Approaching the present case from this standpoint, I would hold that Dixon's and the DeKays' testimony regarding any representations concerning the sufficiency of the DeKays' collateral that may have been made to him by Flatt prior to the execution of the loan documents was not admissible in furtherance of his fraud claim. The promissory notes and personal guaranty agreement signed by Dixon, introduced by SouthTrust and Flatt in support of their motions for summary judgment, made a *Page 713 prima facie showing that Dixon did not act on any representations that may have been made by Flatt concerning the amount of collateral that was to be provided by the DeKays. Dixon, who, the record shows, was under a legal duty to read and to fully understand the nature of the transaction, testified that Flatt made certain oral representations concerning the amount of the DeKay's collateral and that he acted on those representations. That testimony was not material to his fraud claim; consequently, it was subject to objection and exclusion under Rule 56. I would assume, therefore, that the trial court, pursuant to the objections of SouthTrust and Flatt, did not consider this evidence. Accordingly, I would overrule the holdings in Alabama Machinery Supply Co. v.Caffey and Tyler v. Equitable Life Assurance Societyof the United States, as well as the holdings in other similar cases, to the extent that they are inconsistent with the views that I have expressed herein, and I would hold that the summary judgment for SouthTrust and Flatt was proper, on the ground that there was no genuine issue of material fact (Rule 56(c)) regarding the absence of one of the essential elements of Dixon's fraud claims — a false representation of material fact.5
I also note that in Alabama the application of both the parol evidence rule in contract cases and the exclusionary rule, which I would apply in this case, may be waived if a proper objection is not made, and that evidence admitted without objection should not be disregarded in resolving the issues presented.
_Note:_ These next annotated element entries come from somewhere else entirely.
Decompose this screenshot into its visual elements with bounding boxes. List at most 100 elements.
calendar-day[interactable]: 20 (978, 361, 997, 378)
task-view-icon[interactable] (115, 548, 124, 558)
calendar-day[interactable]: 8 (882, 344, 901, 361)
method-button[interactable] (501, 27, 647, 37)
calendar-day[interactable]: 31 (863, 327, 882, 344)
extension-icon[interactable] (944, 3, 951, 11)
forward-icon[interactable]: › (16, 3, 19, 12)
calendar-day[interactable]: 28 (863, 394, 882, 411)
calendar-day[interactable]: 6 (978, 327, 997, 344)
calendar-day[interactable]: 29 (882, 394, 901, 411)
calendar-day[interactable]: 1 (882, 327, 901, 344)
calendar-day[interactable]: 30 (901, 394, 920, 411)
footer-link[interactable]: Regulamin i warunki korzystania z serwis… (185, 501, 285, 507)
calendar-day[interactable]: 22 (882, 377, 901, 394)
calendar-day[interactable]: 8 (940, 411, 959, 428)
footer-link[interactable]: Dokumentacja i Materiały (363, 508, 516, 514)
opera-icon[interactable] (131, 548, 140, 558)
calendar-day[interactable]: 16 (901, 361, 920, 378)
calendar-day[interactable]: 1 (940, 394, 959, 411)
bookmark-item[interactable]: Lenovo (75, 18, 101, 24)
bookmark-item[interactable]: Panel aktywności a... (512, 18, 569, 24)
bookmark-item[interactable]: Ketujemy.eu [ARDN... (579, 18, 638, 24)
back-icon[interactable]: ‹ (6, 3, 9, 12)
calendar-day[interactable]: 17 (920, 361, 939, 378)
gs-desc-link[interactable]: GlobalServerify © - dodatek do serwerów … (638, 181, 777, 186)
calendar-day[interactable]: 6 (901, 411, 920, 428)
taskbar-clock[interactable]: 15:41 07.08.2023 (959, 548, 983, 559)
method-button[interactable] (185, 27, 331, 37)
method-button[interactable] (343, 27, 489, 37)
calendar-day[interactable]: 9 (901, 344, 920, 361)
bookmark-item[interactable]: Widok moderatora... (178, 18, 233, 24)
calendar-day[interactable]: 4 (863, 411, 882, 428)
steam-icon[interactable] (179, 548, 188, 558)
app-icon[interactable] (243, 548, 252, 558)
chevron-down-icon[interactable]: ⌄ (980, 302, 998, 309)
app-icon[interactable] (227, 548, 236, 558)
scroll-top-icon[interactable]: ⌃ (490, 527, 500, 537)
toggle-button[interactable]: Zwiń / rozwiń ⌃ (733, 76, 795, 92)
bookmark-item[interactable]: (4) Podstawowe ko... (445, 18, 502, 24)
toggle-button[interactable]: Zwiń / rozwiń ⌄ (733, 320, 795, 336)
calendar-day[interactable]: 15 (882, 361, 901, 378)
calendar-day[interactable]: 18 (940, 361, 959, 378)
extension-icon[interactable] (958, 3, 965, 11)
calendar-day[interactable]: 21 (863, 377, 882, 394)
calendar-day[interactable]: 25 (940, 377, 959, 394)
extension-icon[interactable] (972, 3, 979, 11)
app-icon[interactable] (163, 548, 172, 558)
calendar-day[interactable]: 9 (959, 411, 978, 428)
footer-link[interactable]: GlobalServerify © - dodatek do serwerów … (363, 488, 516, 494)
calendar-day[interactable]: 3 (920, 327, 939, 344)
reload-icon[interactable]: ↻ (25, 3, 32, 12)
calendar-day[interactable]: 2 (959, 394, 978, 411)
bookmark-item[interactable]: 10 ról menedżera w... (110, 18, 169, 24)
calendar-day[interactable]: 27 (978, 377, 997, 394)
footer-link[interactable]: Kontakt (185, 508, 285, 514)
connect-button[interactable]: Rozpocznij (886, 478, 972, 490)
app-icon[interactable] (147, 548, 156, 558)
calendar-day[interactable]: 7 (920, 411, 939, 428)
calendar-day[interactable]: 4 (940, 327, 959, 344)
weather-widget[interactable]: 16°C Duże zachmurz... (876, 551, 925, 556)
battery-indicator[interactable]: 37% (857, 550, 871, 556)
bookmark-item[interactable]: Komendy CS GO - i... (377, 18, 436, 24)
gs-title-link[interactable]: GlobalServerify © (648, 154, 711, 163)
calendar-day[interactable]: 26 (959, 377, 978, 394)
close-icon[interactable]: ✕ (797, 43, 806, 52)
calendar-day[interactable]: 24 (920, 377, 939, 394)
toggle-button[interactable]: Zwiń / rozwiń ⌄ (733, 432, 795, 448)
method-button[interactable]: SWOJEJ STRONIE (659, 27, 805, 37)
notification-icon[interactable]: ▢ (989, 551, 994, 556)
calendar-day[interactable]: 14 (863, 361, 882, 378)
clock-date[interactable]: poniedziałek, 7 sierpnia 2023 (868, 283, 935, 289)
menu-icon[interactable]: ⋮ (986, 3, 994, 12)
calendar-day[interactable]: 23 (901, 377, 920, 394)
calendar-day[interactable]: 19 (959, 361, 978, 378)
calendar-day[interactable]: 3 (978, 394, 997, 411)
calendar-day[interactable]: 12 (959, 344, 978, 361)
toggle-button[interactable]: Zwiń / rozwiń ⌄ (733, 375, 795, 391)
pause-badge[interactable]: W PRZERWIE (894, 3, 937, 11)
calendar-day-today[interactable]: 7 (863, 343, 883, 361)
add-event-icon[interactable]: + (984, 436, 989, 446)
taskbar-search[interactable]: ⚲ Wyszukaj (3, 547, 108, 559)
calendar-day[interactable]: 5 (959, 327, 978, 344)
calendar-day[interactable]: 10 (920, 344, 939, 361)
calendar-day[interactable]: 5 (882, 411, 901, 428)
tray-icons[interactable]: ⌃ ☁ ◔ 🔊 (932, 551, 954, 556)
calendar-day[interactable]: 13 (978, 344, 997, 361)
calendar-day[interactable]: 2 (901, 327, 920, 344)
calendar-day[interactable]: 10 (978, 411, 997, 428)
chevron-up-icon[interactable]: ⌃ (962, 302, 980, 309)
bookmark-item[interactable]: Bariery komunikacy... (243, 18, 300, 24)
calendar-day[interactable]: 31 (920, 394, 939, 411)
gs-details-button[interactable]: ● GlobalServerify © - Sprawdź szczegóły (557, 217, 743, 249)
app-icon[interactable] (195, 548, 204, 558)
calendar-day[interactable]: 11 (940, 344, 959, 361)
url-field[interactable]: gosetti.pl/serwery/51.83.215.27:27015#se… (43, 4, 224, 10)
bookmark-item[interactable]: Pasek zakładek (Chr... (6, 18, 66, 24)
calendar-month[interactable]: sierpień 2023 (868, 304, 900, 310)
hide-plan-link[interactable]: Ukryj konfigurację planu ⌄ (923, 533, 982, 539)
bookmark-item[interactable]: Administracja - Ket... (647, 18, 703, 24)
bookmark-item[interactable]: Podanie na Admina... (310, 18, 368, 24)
See Alfa Mutual Ins. Co. v. Northington, supra ("[i]n Alabama . . . it has been generally recognized that parties to a lawsuit may try their case on evidence that would otherwise be inadmissible upon proper objection and that where evidence violative of the parol evidence rule is admitted without objection, it may be considered and allowed such force and effect as its weight entitles it in construing the agreement of the parties"). But see Annot., 81 A.L.R.2d, Modern Status of Rules Governing Legal Effect ofFailure to Object to Admission of Extrinsic Evidence Violativeof Parol Evidence Rule 249 (1977), for a collection of cases from other jurisdictions holding that evidence violative of the parol evidence rule may not be considered, even though it was admitted without objection.